Scotland are back at a World Cup for the first time in 28 years, and the expanded format means they might not need to pull off a miracle to reach the knockout rounds. They might just need to do the expected.
Beat Haiti. Pick up something against Brazil or Morocco. Hope the numbers fall right. That's the equation Steve Clarke is working with in Group C.
The 2026 tournament sends the eight best third-placed sides through to the last 32, leaving only four third-place finishers out in the cold across 12 groups. Historical precedent suggests four points is almost always enough, and three — with a favourable goal difference — could do it in most editions. Only in 2010 would that have fallen short. Outright Scotland prices for progression may be more generous than they should be, given those odds.
Haiti Is the Game That Defines Scotland's Tournament
The opener against Haiti is non-negotiable. Ranked 83rd in the world, the Caribbean nation only qualified for their first World Cup since 1974 by beating Nicaragua, and their manager Sabastien Migne hasn't been able to set foot in the country since taking the job two years ago — ongoing conflict forces Haiti to play home matches 500 miles away in Curacao. Their squad features Wolves midfielder Jean-Ricner Bellegarde and several MLS players. Scotland, preparing to face Brazil and Morocco, should be winning this game. If they don't, the conversation changes entirely.
Morocco, seeded second, are genuinely formidable. Ranked eighth in the world, they went all the way to the semi-finals last time out, won all eight of their qualifying matches — scoring 22 and conceding two — and were declared the 2025 Africa Cup of Nations champions after CAF overturned the final result following Senegal's controversial walk-off. Hakimi at PSG, Brahim Diaz at Real Madrid. This is not a side Scotland are expected to trouble.
Then there's Brazil. Five-time world champions, Vinicius Junior, Gabriel, Carlo Ancelotti on the touchline. The Seleção did struggle in CONMEBOL qualifying — finishing fifth, losing six times, including a defeat to Bolivia — and Bolivia lost 4-0 to Scotland in a friendly last weekend. That stat will do the rounds, though you shouldn't read too much into pre-tournament friendlies.
What Progression Actually Looks Like
If Scotland do advance, the knockout permutations are complicated.

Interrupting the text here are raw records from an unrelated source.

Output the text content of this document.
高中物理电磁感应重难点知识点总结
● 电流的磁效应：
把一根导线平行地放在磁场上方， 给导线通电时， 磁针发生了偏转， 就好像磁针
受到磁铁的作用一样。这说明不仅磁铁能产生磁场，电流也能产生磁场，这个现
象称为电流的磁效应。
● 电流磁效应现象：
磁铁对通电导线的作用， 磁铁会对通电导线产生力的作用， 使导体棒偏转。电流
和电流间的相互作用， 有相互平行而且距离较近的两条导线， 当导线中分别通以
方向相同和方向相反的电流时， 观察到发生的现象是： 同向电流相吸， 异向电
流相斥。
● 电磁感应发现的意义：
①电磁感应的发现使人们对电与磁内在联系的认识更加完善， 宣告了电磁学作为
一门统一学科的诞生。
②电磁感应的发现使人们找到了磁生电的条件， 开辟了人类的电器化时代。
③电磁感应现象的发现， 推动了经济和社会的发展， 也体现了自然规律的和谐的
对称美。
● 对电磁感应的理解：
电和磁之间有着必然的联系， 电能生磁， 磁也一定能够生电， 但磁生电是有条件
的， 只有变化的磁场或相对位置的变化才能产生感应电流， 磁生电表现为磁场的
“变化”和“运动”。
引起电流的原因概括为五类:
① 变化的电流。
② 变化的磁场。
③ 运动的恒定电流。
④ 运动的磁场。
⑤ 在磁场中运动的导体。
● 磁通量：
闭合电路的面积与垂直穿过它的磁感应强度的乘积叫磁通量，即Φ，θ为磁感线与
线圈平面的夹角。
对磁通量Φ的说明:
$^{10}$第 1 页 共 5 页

A third-place finish — the realistic target — could lead to:
- Boston: Winners of Group E (Germany are top seeds) on 29 May, 21:30 BST
- New York: Winners of Group I (France are top seeds), 30 May
- Mexico City: Winners of Group A, which includes hosts Mexico, South Africa, South Korea and Czech Republic
A second-place finish sends them to Monterrey to face the Group F winners — a group containing the Netherlands, Japan, Sweden and Tunisia — on 30 May at 02:00 BST. Winning the group lands them in Houston against Group F's runners-up on 29 May.
Former Scotland captain Scott Brown put it plainly at the draw: "We've got to beat Haiti and try to pick up points somewhere else. There is hope for us." James McFadden was more direct: "You hate to say it, because it's international football, but it's a winnable game against Haiti."
They're both right. Scotland's tournament almost certainly lives or dies in that opening match.